水道事業の民営化問題は、開発途上国だけの問題ではありません。アメリカのカリフォルニア州のフェルトンという3250人の町で民営化された水道事業を公共事業に戻す住民投票が行われ、2005年に74・8%の賛成で公営化されました。
そもそも水道の権利は、フェルトンを切り開いた人たちが持っていましたが、地元の民間企業が買収、それが02年に遠く離れたニュージャージー州に本社を持つ水ビジネス企業に買収されました。その後、イギリスの企業に買収され、最終的にドイツを本拠地にする水ビジネス企業に買収されました。会社は売り上げが年間5兆円もある巨大企業です。事業の多角経営に失敗し、水道料金の相次ぐ値上げが行われ、抗議する住民らが水道事業の買戻しの運動を起こしました。
水道のパイプを取り換えた後、工事の跡を舗装したところ、道路に穴があき、デコボコができていました。住民が苦情を言おうとすると、窓口が3000㌔離れた場所にありました。05年の春までに直すはずだったのが、05年の放映時点でも直りません。
以前、水道事業を地元の企業が運営していたときは事業者と利用者が顔見知りで、ファーストネームを呼び合う中で、それぞれ事情が分かっていたと住民は訴えます。
その時は、値上げがあっても物価上昇の範囲内でした。しかし、グローバル企業に買収されると、料金の値上げはしないという約束を覆し、インフラ整備を理由に3年間で2倍にすることを求めてきました。
特集では住民の言葉を紹介し「水は生き物にとって不可欠。空気と同じように大切。水を自分たちでコントロールできないのは命の危機、命を奪われることだ」とのべています。
フェルトンの人たちは12億円を出して、水道事業を買い戻すことを選択しました。12億円、1世帯あたり、30年間、年間6万円の負担になります。税金が高くなっても水を取り戻す選択をしたのです。
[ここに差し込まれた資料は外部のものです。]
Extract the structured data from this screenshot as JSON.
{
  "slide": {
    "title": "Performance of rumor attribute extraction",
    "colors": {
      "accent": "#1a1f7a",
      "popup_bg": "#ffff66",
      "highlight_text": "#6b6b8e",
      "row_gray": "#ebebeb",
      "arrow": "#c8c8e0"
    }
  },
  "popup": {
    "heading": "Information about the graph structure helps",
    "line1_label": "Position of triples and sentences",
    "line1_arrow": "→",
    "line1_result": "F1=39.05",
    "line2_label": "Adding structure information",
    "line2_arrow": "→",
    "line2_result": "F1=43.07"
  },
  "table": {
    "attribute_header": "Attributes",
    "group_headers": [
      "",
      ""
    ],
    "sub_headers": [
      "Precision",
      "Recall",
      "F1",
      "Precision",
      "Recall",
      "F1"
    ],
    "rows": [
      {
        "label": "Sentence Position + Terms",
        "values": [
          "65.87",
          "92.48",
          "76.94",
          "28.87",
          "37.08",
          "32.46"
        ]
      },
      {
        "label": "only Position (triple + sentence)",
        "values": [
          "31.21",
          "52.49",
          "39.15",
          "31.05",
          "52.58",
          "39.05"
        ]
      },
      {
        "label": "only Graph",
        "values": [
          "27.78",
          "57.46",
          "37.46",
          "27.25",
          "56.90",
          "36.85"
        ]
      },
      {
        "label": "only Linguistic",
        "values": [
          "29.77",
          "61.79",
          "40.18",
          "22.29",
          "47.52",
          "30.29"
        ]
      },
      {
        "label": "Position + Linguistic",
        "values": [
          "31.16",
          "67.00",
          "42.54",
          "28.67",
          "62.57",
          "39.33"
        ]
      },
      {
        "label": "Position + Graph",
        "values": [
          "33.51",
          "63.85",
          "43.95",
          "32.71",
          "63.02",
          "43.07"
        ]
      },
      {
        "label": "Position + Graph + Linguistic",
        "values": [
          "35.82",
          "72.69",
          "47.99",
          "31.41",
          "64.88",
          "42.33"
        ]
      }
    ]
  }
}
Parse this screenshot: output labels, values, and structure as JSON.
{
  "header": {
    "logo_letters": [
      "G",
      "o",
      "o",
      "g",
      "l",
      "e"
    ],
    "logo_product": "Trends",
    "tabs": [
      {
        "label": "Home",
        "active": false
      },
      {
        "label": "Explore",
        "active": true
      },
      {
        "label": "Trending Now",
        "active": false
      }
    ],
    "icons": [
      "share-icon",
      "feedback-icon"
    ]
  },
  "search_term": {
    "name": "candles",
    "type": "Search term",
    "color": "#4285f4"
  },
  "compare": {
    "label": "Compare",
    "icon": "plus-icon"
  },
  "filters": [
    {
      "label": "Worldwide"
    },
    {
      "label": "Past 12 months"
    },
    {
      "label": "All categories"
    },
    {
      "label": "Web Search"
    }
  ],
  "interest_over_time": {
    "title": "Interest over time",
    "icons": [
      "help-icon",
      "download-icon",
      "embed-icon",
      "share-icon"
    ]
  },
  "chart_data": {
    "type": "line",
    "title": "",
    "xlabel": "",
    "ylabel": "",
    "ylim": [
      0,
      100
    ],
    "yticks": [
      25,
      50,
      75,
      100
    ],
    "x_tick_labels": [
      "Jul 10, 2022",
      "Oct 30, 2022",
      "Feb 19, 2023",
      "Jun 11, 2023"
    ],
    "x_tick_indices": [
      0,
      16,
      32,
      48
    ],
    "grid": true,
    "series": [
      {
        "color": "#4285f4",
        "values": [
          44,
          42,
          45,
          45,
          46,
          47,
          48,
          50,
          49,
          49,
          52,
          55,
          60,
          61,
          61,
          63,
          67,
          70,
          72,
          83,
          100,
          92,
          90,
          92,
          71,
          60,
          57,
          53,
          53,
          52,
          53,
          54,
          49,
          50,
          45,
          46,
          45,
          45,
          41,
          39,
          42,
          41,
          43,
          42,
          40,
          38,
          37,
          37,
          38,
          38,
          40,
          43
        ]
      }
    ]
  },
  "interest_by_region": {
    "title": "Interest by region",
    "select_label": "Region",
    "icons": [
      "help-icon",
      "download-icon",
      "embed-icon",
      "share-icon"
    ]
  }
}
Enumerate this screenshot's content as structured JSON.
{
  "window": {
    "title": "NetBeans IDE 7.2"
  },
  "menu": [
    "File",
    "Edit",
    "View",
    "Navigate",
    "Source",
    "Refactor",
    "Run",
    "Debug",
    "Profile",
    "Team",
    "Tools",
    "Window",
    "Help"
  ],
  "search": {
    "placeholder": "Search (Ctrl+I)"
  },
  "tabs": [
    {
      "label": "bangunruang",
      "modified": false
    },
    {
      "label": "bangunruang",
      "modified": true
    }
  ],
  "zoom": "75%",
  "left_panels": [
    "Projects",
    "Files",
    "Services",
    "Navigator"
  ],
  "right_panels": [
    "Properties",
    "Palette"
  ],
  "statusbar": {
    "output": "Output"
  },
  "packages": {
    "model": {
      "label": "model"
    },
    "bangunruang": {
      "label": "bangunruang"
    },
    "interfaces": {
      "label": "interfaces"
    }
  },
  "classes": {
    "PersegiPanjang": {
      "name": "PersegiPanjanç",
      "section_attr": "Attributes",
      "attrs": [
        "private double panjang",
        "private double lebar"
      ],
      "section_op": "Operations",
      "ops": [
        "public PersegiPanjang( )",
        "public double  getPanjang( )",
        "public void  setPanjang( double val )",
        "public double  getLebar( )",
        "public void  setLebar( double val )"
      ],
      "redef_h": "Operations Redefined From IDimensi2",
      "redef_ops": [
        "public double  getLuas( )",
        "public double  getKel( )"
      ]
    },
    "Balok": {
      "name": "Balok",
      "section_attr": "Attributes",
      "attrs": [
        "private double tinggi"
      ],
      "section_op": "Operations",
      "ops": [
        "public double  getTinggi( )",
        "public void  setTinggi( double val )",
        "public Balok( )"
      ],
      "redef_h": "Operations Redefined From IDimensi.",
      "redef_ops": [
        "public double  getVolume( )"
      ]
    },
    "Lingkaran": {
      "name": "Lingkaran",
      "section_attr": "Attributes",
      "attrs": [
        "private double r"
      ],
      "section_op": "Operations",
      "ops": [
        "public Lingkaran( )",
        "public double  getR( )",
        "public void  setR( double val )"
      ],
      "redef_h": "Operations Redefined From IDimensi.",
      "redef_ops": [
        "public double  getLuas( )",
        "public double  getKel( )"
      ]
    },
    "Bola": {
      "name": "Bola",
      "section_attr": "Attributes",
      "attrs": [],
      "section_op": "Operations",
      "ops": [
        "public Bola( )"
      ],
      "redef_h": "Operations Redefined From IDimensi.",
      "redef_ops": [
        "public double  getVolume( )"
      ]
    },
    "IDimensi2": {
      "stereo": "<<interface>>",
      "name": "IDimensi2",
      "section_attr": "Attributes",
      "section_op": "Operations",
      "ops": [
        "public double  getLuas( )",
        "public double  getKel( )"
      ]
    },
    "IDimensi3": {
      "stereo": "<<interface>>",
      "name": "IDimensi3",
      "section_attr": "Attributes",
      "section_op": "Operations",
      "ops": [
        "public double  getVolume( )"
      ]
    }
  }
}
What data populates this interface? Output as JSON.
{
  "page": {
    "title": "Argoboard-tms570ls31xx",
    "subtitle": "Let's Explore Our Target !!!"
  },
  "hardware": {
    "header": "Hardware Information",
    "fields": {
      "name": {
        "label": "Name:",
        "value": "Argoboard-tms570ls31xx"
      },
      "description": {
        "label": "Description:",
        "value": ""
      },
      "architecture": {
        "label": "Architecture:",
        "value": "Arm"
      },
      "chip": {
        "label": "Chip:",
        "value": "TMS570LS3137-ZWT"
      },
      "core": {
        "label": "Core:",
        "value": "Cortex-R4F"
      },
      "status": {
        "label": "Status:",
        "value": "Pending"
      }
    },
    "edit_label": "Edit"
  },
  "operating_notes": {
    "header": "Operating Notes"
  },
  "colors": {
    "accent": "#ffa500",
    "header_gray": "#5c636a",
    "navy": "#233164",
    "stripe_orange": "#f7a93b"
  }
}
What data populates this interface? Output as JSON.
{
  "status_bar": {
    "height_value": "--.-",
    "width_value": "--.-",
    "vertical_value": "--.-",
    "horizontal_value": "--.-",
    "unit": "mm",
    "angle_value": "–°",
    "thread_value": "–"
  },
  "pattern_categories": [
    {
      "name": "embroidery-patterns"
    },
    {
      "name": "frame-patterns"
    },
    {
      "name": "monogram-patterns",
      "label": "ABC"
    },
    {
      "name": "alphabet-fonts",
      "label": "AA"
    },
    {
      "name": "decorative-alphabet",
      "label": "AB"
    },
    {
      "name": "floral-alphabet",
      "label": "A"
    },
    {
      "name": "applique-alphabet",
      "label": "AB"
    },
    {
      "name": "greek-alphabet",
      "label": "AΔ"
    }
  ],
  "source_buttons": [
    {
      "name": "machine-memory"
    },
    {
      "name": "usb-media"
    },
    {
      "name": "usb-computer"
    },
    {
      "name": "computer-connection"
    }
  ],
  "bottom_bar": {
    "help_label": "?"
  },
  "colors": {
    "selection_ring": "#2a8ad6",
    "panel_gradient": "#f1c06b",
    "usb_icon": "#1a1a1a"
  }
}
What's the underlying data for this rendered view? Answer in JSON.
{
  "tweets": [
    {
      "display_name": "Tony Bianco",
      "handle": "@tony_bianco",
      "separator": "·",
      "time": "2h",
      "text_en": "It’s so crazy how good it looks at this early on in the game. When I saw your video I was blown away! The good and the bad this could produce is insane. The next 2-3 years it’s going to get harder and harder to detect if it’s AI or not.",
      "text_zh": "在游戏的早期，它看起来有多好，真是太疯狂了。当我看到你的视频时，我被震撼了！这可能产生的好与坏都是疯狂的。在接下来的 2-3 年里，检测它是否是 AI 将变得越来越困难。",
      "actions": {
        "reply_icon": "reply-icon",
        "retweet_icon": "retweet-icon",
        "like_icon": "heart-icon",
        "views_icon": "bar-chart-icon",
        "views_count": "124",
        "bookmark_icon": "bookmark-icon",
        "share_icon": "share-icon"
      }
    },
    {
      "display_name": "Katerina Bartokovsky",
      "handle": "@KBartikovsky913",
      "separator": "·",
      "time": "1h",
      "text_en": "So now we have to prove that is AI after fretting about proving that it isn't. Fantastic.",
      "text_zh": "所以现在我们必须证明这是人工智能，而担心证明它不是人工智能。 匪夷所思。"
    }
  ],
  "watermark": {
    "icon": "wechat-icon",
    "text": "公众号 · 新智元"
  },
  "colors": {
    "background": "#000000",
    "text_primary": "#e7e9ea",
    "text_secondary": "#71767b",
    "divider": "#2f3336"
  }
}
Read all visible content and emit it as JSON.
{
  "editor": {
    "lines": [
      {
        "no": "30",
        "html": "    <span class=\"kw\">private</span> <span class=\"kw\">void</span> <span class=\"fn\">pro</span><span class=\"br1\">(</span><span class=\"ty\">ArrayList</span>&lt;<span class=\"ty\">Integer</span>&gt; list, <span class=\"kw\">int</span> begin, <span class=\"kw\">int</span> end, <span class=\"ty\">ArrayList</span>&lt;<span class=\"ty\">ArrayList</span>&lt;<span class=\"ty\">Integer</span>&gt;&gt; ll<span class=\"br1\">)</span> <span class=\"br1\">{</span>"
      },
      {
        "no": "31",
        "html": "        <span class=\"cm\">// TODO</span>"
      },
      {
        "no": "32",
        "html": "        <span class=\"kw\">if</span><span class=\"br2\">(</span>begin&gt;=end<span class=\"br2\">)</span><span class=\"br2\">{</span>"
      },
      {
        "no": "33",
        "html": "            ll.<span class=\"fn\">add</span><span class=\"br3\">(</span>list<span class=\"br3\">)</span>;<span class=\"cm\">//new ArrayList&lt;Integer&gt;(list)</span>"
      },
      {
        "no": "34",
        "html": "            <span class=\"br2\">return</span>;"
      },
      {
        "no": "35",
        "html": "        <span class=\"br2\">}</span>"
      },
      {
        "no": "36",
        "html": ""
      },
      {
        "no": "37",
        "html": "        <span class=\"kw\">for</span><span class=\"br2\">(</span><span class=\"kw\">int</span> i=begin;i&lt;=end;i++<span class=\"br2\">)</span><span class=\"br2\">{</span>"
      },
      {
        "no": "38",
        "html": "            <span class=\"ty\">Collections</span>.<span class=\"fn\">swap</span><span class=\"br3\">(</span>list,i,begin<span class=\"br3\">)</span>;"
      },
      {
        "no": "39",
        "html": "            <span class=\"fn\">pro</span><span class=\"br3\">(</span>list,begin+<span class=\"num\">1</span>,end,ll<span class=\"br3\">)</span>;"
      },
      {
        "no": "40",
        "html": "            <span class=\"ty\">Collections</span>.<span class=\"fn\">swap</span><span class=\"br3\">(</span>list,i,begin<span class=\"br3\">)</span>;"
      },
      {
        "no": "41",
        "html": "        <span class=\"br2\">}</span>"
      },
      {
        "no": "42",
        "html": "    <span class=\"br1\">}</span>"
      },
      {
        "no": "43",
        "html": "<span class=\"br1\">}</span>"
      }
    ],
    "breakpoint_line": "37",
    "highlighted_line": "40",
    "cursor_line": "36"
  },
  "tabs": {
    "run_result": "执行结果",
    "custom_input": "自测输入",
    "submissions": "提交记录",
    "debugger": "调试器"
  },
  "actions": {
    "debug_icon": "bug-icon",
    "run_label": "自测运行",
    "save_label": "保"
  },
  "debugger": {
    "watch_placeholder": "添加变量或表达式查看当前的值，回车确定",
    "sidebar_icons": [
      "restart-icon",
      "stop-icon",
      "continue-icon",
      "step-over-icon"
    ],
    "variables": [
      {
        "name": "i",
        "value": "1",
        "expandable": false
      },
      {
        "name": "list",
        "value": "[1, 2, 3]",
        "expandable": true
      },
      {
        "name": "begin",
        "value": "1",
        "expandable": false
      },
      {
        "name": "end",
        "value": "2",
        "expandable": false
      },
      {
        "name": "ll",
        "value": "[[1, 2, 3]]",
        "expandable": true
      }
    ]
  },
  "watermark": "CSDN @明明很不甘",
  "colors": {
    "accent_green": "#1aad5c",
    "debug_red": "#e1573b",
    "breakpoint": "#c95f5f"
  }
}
「水は商品ではなく、人間の権利だ」と言っています。
以上が放映内容の一部です。
箱根地区の水道事業の包括委託は、企業庁が住民にも説明せず、住民合意もなく実施しました。
運営主体の箱根水道パートナーズ株式会社の本社は、横浜市鶴見区。滞納による水道の停止などは企業庁平塚水道営業所が遠くから指示を出しているといいます。
アメリカカリフォルニア州フェルトンの問題は、水道事業の包括委託によって、他人事ではなくなってきているのです。